HugginFace has been on top of every NLP(Natural Language Processing) practitioners mind with their transformers and datasets libraries. In 2020, we saw some major upgrades in both these libraries, along with introduction of model hub. For most of the people, “using BERT” is synonymous to using the version with weights available in HF’s transformers library.
In this post, I’ll highlight some of the models & tasks, which the huggingface ecosystem now supports(transformers+datasets+model hub), but are not as popular as BERT.
Blenderbot was launched in 2020 by Facebook AI, as an open-source state-of-the-art chatbot. It’s claim is to have good conversational skills like empathy, knowledge and personality blended in a same system. Blending these skills is a difficult challenge because systems must be able to switch between different tasks when appropriate, like adjusting tone if a person changes from joking to serious. The instructions to load this model are available here.
This is a transformer framework to learn visual and language connections. It’s used for visual QnA, where answers are to be given based on an image. HuggingFace however, only has the model implementation, and the image feature extraction has to be done separately. This demo notebook walks through an end-to-end usage example.
Based on this image as input, questions could be asked to LXMERT model like “What is the shape of the monitor? (Rectangle)” or “Where is the Cat? (Desk)”
Dense Passage Retrieval (DPR) is a set of tools and models for state-of-the-art open-domain Q&A research. It’s open-sourced by facebook and the pretrained models available here are trained on google’s Natural Questions dataset. The set of models perform the task of retreiving answers to a question from a set of available passages. To perform generic QnA on wikipedia articles, Wikipedia dataset is available on HF with precomputed embeddings. Training on any custom dataset is also straightforward when using the datasets library, and could be done by adding a faiss index to a dataset.
Retrieval-augmented generation(RAG) models by facebook build on top of Dense Passage Retrieval(DPR) models by combining it with a seq2seq model. In a crude sense, the passages extracted are utilized to come up with a more human-readable, generative answer. HuggingFace has an interactive streamlit based demo to try the model out. The demo contains an example for question generation as well.
Tapas was introduced by google as an architecture to find answers from tabular data by providing the input queries in plaintext and not in any particular structured format.
TAPAS models are finetuned on many different datasets, and many community provided and google provided models are available on HF model hub. Last year, we also saw this magic being peformed by OpenAI’s GPT-3, where the model converted english queries into SQL queries.
Paraphrasing is a techinque I personally use for data-augmentation. Such models convert the given input sentence into another sentence while preserving(or attempt to preserve) the meaning of the original sentence. Below is an sample paraphrasing example, which could be tried here.

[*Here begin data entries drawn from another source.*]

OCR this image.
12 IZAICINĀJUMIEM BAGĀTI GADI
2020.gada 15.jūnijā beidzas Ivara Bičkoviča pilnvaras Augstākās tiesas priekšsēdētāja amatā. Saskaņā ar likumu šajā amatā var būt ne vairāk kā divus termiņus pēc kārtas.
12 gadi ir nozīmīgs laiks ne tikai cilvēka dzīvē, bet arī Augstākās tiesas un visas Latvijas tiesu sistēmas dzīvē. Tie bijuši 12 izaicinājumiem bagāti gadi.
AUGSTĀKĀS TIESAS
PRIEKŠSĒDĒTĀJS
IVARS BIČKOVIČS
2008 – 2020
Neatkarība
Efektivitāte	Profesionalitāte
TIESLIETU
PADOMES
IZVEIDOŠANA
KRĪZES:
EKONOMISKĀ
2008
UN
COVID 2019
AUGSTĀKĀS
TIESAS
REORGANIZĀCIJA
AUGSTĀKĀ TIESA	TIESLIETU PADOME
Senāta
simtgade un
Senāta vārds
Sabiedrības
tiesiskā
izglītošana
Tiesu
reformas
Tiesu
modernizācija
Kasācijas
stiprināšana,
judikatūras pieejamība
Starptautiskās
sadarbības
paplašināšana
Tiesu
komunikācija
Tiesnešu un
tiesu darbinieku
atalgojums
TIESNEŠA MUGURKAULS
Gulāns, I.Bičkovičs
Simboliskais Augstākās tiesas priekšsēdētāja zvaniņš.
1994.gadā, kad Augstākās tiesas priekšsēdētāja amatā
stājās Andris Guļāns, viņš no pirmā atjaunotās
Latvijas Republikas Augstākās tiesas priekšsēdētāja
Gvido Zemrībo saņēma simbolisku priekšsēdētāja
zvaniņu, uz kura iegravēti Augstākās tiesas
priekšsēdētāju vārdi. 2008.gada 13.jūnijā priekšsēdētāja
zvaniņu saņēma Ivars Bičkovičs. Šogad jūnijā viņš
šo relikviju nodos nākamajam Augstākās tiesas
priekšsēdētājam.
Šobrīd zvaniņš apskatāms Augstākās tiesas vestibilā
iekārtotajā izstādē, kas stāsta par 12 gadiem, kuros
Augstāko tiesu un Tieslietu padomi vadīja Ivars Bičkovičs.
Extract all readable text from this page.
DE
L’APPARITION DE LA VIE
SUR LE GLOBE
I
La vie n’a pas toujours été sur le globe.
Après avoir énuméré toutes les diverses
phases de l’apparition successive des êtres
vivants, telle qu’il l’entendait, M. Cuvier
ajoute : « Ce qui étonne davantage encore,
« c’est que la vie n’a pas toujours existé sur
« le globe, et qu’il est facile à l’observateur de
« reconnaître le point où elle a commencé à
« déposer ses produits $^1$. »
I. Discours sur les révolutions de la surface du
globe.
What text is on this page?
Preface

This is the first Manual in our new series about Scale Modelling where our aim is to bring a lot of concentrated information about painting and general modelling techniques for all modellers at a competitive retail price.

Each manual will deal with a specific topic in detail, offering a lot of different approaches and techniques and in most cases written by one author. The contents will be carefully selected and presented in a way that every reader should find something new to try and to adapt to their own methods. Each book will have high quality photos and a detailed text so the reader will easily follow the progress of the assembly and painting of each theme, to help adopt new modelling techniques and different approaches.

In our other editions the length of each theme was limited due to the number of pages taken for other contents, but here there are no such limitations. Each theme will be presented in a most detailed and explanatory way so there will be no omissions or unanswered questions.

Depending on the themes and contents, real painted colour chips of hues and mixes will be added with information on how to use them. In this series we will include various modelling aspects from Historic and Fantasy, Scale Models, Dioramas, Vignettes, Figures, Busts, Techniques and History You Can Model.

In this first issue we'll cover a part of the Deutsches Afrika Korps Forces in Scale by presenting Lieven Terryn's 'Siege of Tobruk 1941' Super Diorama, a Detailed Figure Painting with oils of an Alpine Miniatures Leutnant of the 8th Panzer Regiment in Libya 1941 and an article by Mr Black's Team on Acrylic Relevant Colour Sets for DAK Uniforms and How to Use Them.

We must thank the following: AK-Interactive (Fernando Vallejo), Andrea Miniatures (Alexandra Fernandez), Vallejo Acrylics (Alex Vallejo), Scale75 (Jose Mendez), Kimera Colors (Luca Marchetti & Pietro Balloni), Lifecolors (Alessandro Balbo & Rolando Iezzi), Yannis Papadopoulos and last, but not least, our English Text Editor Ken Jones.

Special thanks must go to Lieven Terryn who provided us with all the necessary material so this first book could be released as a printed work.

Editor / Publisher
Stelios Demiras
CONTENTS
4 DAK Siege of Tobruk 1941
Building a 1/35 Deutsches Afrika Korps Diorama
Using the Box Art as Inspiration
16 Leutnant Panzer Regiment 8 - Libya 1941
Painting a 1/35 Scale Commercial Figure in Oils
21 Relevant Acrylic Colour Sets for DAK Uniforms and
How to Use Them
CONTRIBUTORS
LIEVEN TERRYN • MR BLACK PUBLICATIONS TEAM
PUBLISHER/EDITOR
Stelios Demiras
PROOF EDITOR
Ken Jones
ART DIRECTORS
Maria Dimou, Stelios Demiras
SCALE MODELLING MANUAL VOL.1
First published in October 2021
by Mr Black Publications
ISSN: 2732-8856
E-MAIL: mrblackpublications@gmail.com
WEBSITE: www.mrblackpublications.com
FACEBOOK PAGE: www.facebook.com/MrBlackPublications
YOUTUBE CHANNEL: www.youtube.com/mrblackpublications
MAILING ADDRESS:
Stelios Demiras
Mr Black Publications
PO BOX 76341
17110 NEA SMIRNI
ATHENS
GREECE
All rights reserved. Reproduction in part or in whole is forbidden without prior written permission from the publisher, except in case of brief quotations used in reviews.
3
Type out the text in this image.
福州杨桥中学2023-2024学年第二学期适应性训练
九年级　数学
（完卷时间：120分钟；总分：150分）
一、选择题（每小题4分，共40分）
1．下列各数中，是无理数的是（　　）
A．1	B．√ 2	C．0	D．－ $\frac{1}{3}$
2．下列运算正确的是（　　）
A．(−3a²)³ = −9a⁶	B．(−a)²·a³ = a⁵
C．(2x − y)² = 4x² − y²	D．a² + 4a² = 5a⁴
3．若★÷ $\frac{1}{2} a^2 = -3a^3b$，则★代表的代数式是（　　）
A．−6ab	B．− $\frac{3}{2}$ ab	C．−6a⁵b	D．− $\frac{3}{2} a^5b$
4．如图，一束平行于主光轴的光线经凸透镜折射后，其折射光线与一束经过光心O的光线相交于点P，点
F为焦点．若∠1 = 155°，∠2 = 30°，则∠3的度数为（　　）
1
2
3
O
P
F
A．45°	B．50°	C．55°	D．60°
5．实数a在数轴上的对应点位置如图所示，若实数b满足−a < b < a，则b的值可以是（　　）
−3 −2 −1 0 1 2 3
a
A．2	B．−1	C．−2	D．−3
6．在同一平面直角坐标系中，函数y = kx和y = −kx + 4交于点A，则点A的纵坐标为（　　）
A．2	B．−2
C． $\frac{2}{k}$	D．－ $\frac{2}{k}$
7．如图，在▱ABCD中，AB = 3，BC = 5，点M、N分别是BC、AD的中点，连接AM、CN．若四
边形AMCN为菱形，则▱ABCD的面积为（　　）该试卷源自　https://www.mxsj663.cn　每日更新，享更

Zero shot classification is a neat technique which allows model to select from any given set of prediction classes, without actually training the model. This technique was made very popular by GPT-3 and is also available under huggingface’s toolkit for a while now. While the predictions are not as accurate as a custom trained model, it is super helpful when labelled training data isn’t available or is difficult to collect. Various pretrained models could be tried here.